People from Tehran province gather in support and allegiance to the new leader, Seyyed Mojtaba Khamenei, while holding the Iranian flag and images of both the new and former leaders of Iran, on Friday at Palestine Square. Getty Images

Whether this is another fanciful claim or the real deal, “We don’t know. It is a total ‘he said, she said’ situation,” he said.

But Trump’s insertion into the discussion, independent of negotiations taking place elsewhere, “raises the stakes for diplomatic success and increases the potential for the talks to catastrophically backfire”.

More importantly, Guyer said, his constant yo-yoing “creates a lack of trust in US diplomatic postures”.

On Friday, Trump furiously denied that Washington had agreed to major concessions to Tehran after Iranian state media published a draft 14-point deal.

A woman passes an anti-American mural on the wall of the former US embassy, now a museum, in Tehran on Friday.AP

“The terms that Iran leaked out to the Fake News have NOTHING to do with the terms that were agreed to, in writing,” Trump wrote on his Truth Social platform as unease grew in Washington.

The leaked draft includes demands that the US and its allies spend at least $US300 billion ($426 billion) on reconstructing Iran, American forces withdraw from around Iran, and $US24 billion in frozen Iranian assets be released.

Those terms offer Iran much of what it has demanded since the start of the war and no meaningful concessions from Iran that would align with core US demands, beyond the reopening of the Strait of Hormuz to allow the global economy to breathe again.

Trump wrote that the leaked draft “bears no relation to the truth”. Instead, the White House claims that Iran agreed to just five points, including destroying its nuclear material, dismantling its nuclear program and no longer funding terrorist proxies.

A US official said the deal was “performance-based”, meaning that none of the sanctions would be lifted or frozen assets returned.

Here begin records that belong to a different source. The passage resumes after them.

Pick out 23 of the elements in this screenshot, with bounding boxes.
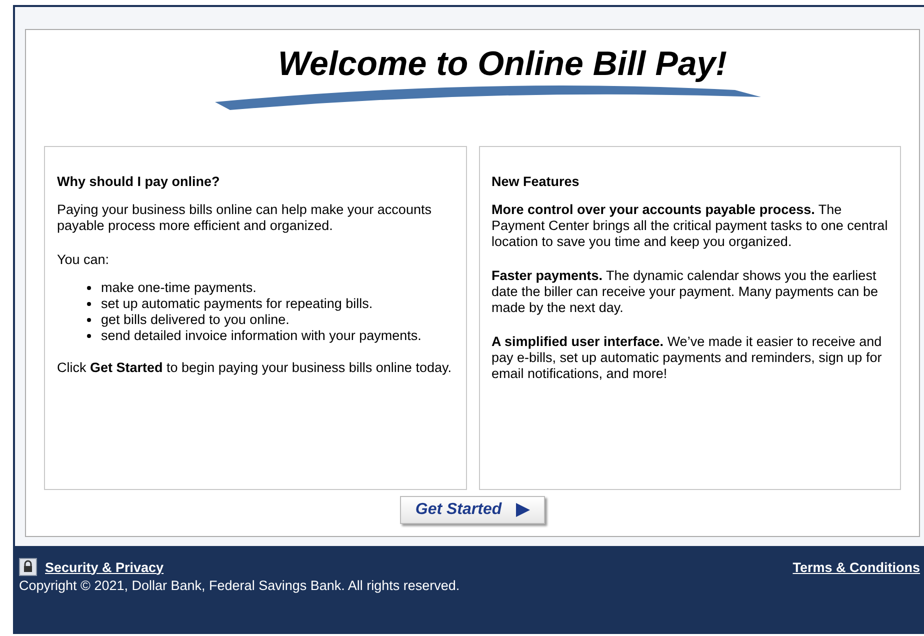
lead-in-text: You can:	[57, 252, 110, 268]
bullet-icon	[87, 318, 91, 322]
bullet-icon	[87, 286, 91, 290]
feature-text: More control over your accounts payable process. The Payment Center brings all the critical payment tasks to one central location to save you time and keep you organized.	[492, 202, 888, 250]
panel-heading: Why should I pay online?	[57, 174, 221, 190]
security-privacy-link[interactable]: Security & Privacy	[45, 560, 164, 574]
padlock-icon	[19, 558, 37, 576]
bullet-text: get bills delivered to you online.	[101, 312, 290, 328]
feature-text: Faster payments. The dynamic calendar shows you the earliest date the biller can receive your payment. Many payments can be made by the next day.	[492, 268, 879, 316]
play-arrow-icon	[516, 503, 530, 517]
bullet-text: send detailed invoice information with your payments.	[101, 328, 422, 344]
copyright-text: Copyright © 2021, Dollar Bank, Federal Savings Bank. All rights reserved.	[19, 578, 461, 593]
bullet-text: set up automatic payments for repeating bills.	[101, 296, 373, 312]
bullet-text: make one-time payments.	[101, 280, 256, 296]
intro-text: Paying your business bills online can help make your accounts payable process more efficient and organized.	[57, 202, 432, 234]
feature-text: A simplified user interface. We’ve made it easier to receive and pay e-bills, set up automatic payments and reminders, sign up for email notifications, and more!	[492, 334, 883, 382]
bullet-icon	[87, 334, 91, 338]
panel-heading: New Features	[492, 174, 580, 190]
terms-conditions-link[interactable]: Terms & Conditions	[792, 560, 920, 575]
page-title: Welcome to Online Bill Pay!	[276, 44, 728, 84]
bullet-icon	[87, 302, 91, 306]
get-started-button[interactable]: Get Started	[400, 496, 545, 524]
closing-text: Click Get Started to begin paying your business bills online today.	[57, 360, 452, 376]
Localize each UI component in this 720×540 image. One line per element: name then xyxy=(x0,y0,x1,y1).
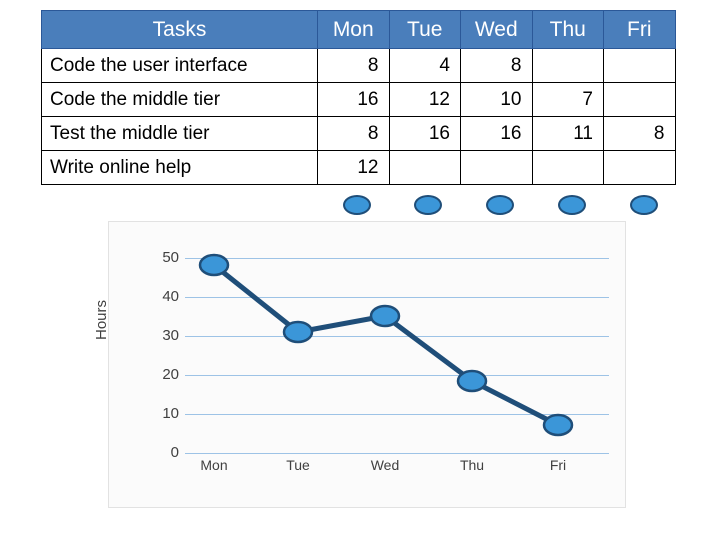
cell-mon: 12 xyxy=(317,150,390,185)
cell-tue: 12 xyxy=(388,82,461,117)
table-row: Code the user interface 8 4 8 xyxy=(41,48,676,83)
cell-thu: 11 xyxy=(531,116,604,151)
tasks-table-container: Tasks Mon Tue Wed Thu Fri Code the user … xyxy=(41,10,676,185)
cell-mon: 8 xyxy=(317,116,390,151)
table-row: Write online help 12 xyxy=(41,150,676,185)
data-point-tue xyxy=(282,320,314,344)
column-header-fri: Fri xyxy=(603,10,676,49)
cell-tue xyxy=(388,150,461,185)
floating-marker-mon xyxy=(343,195,371,215)
column-header-tasks: Tasks xyxy=(41,10,318,49)
floating-marker-fri xyxy=(630,195,658,215)
x-tick-label-fri: Fri xyxy=(549,457,567,473)
data-point-wed xyxy=(369,304,401,328)
floating-marker-thu xyxy=(558,195,586,215)
x-tick-label-thu: Thu xyxy=(459,457,485,473)
column-header-wed: Wed xyxy=(460,10,533,49)
cell-fri xyxy=(603,150,676,185)
cell-mon: 8 xyxy=(317,48,390,83)
cell-thu: 7 xyxy=(531,82,604,117)
column-header-mon: Mon xyxy=(317,10,390,49)
y-axis-title: Hours xyxy=(93,299,110,340)
floating-marker-tue xyxy=(414,195,442,215)
x-tick-label-tue: Tue xyxy=(286,457,310,473)
cell-mon: 16 xyxy=(317,82,390,117)
task-label: Code the user interface xyxy=(41,48,318,83)
tasks-table: Tasks Mon Tue Wed Thu Fri Code the user … xyxy=(41,10,676,185)
cell-wed xyxy=(460,150,533,185)
cell-fri xyxy=(603,48,676,83)
table-header-row: Tasks Mon Tue Wed Thu Fri xyxy=(41,10,676,49)
x-tick-label-mon: Mon xyxy=(200,457,228,473)
cell-fri: 8 xyxy=(603,116,676,151)
data-point-mon xyxy=(198,253,230,277)
column-header-tue: Tue xyxy=(388,10,461,49)
cell-tue: 16 xyxy=(388,116,461,151)
cell-thu xyxy=(531,150,604,185)
cell-thu xyxy=(531,48,604,83)
cell-fri xyxy=(603,82,676,117)
task-label: Code the middle tier xyxy=(41,82,318,117)
cell-wed: 10 xyxy=(460,82,533,117)
cell-wed: 8 xyxy=(460,48,533,83)
table-row: Test the middle tier 8 16 16 11 8 xyxy=(41,116,676,151)
line-chart: Hours 50 40 30 20 10 0 Mon Tue Wed Thu F… xyxy=(93,221,626,508)
series-polyline xyxy=(211,262,561,428)
table-row: Code the middle tier 16 12 10 7 xyxy=(41,82,676,117)
column-header-thu: Thu xyxy=(531,10,604,49)
cell-wed: 16 xyxy=(460,116,533,151)
data-point-thu xyxy=(456,369,488,393)
x-tick-label-wed: Wed xyxy=(370,457,400,473)
cell-tue: 4 xyxy=(388,48,461,83)
plot-area: Hours 50 40 30 20 10 0 Mon Tue Wed Thu F… xyxy=(93,222,625,507)
task-label: Test the middle tier xyxy=(41,116,318,151)
task-label: Write online help xyxy=(41,150,318,185)
floating-marker-wed xyxy=(486,195,514,215)
data-point-fri xyxy=(542,413,574,437)
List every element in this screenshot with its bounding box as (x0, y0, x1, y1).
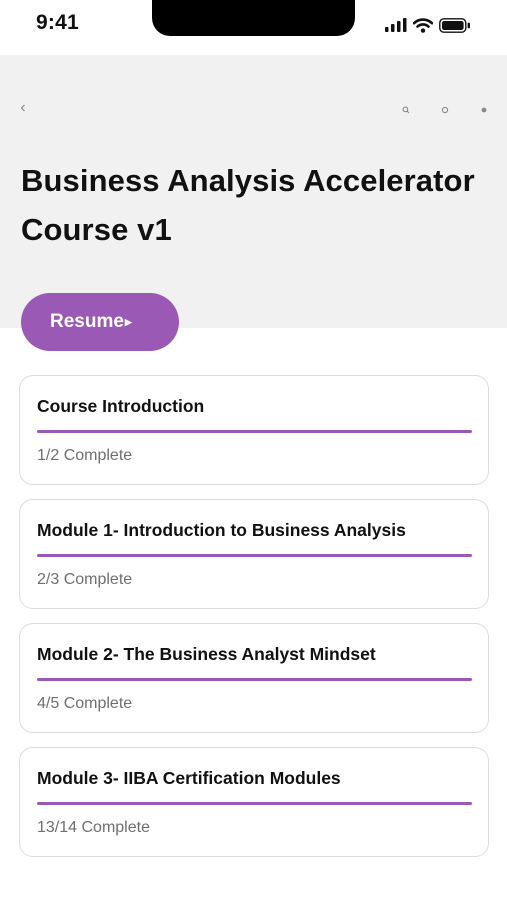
module-progress-fill (37, 802, 472, 805)
module-progress-bar (37, 554, 472, 557)
module-title: Module 2- The Business Analyst Mindset (37, 644, 376, 664)
device-notch (152, 0, 355, 36)
module-status: 2/3 Complete (37, 571, 133, 588)
resume-button-label: Resume (50, 311, 124, 332)
module-card-module-3[interactable]: Module 3- IIBA Certification Modules 13/… (19, 747, 489, 857)
bookmark-button[interactable] (440, 105, 450, 115)
play-arrow-icon: ▶ (124, 317, 132, 327)
module-title: Course Introduction (37, 396, 205, 416)
module-card-course-introduction[interactable]: Course Introduction 1/2 Complete (19, 375, 489, 485)
module-progress-fill (37, 678, 472, 681)
status-bar: 9:41 (0, 0, 507, 52)
page-title: Business Analysis Accelerator Course v1 (21, 163, 475, 247)
module-progress-bar (37, 678, 472, 681)
search-icon (402, 106, 410, 114)
cellular-signal-icon (385, 18, 407, 32)
more-button[interactable] (479, 105, 489, 115)
status-time: 9:41 (36, 11, 79, 34)
module-progress-fill (37, 554, 472, 557)
module-card-module-2[interactable]: Module 2- The Business Analyst Mindset 4… (19, 623, 489, 733)
module-status: 13/14 Complete (37, 819, 150, 836)
module-progress-fill (37, 430, 472, 433)
search-button[interactable] (401, 105, 411, 115)
module-card-module-1[interactable]: Module 1- Introduction to Business Analy… (19, 499, 489, 609)
status-icons (385, 14, 471, 36)
battery-icon (439, 17, 470, 33)
module-status: 1/2 Complete (37, 447, 133, 464)
back-button[interactable] (19, 102, 33, 120)
resume-button[interactable]: Resume ▶ (21, 293, 179, 351)
module-status: 4/5 Complete (37, 695, 133, 712)
module-progress-bar (37, 802, 472, 805)
wifi-icon (413, 17, 433, 33)
module-progress-bar (37, 430, 472, 433)
circle-icon (441, 106, 449, 114)
module-title: Module 1- Introduction to Business Analy… (37, 520, 406, 540)
dot-icon (481, 107, 487, 113)
module-title: Module 3- IIBA Certification Modules (37, 768, 341, 788)
chevron-left-icon (20, 104, 25, 112)
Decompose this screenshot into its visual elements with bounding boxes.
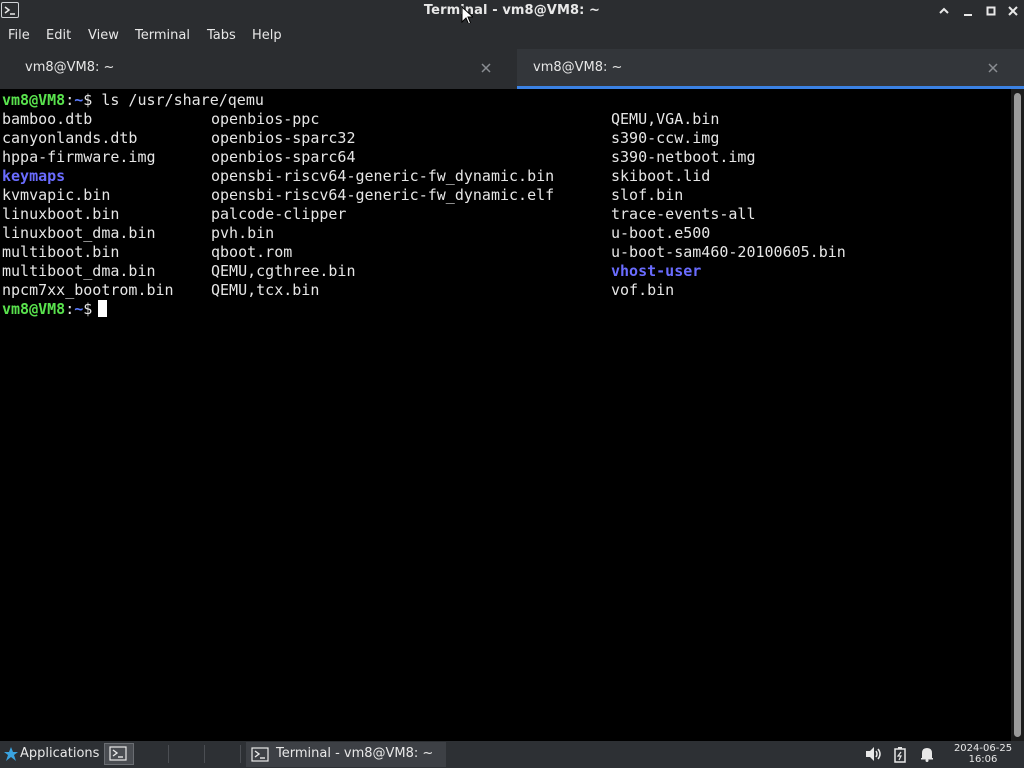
clock-date: 2024-06-25	[953, 743, 1013, 754]
file-entry: u-boot-sam460-20100605.bin	[611, 243, 846, 261]
tab-close-button[interactable]	[986, 61, 1000, 75]
menu-help[interactable]: Help	[252, 28, 282, 43]
file-entry: bamboo.dtb	[2, 110, 93, 128]
file-entry: slof.bin	[611, 186, 684, 204]
prompt-user: vm8@VM8	[2, 91, 66, 109]
window-titlebar[interactable]: Terminal - vm8@VM8: ~	[0, 0, 1024, 26]
minimize-icon	[964, 14, 972, 16]
taskbar-window-terminal[interactable]: Terminal - vm8@VM8: ~	[246, 742, 446, 767]
tab-bar: vm8@VM8: ~ vm8@VM8: ~	[0, 49, 1024, 89]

There still appears to be a wide disconnect between both sides, raising concerns that Trump’s “grand settlement” is far from being signed.

“Iran and the US have two very different approaches to, and conceptions of, negotiations,” said Mehran Kamrava, a professor who specialises in Middle Eastern politics and Iran studies at Georgetown University in Qatar.

“Iran approaches it as long, drawn-out theories of discussions, whereas the Trump administration views it as quick and decisive, something the president can use to declare a swift victory. The Trump administration is playing poker, whereas Iran plays chess,” he said.

Experts have long argued that Trump’s strategy of brinkmanship and coercive diplomacy will not yield results with the Islamic Republic. Its rulers feel emboldened after surviving attacks by two of the world’s most powerful militaries and have made clear that they are negotiating from a position of strength.

“Both sides, by virtue of their rhetoric, need to declare victory. The negotiations have been so torturous because coming up with a win-win scenario is extremely difficult, if not impossible,” Kamrava said.

Not all the signals are negative.

Abbas Araghchi, Iran’s top diplomat, said on Friday that a memorandum of understanding between the countries “has never been closer”.

It was an unusually positive statement from a senior official. Both US and Iranian sources have suggested a broad framework has been accepted, though the terms are not yet known.

“We have been here before,” Kamrava said. “Our traditional assumptions about internal relations and mechanics of negotiations are obsolete when it comes to Donald Trump.

“As a result, any declaration of imminent American attack on Iran or imminent end to the hostilities through negotiations needs to be taken with a huge grain of salt. Unless a deal is finalised, there is no deal.”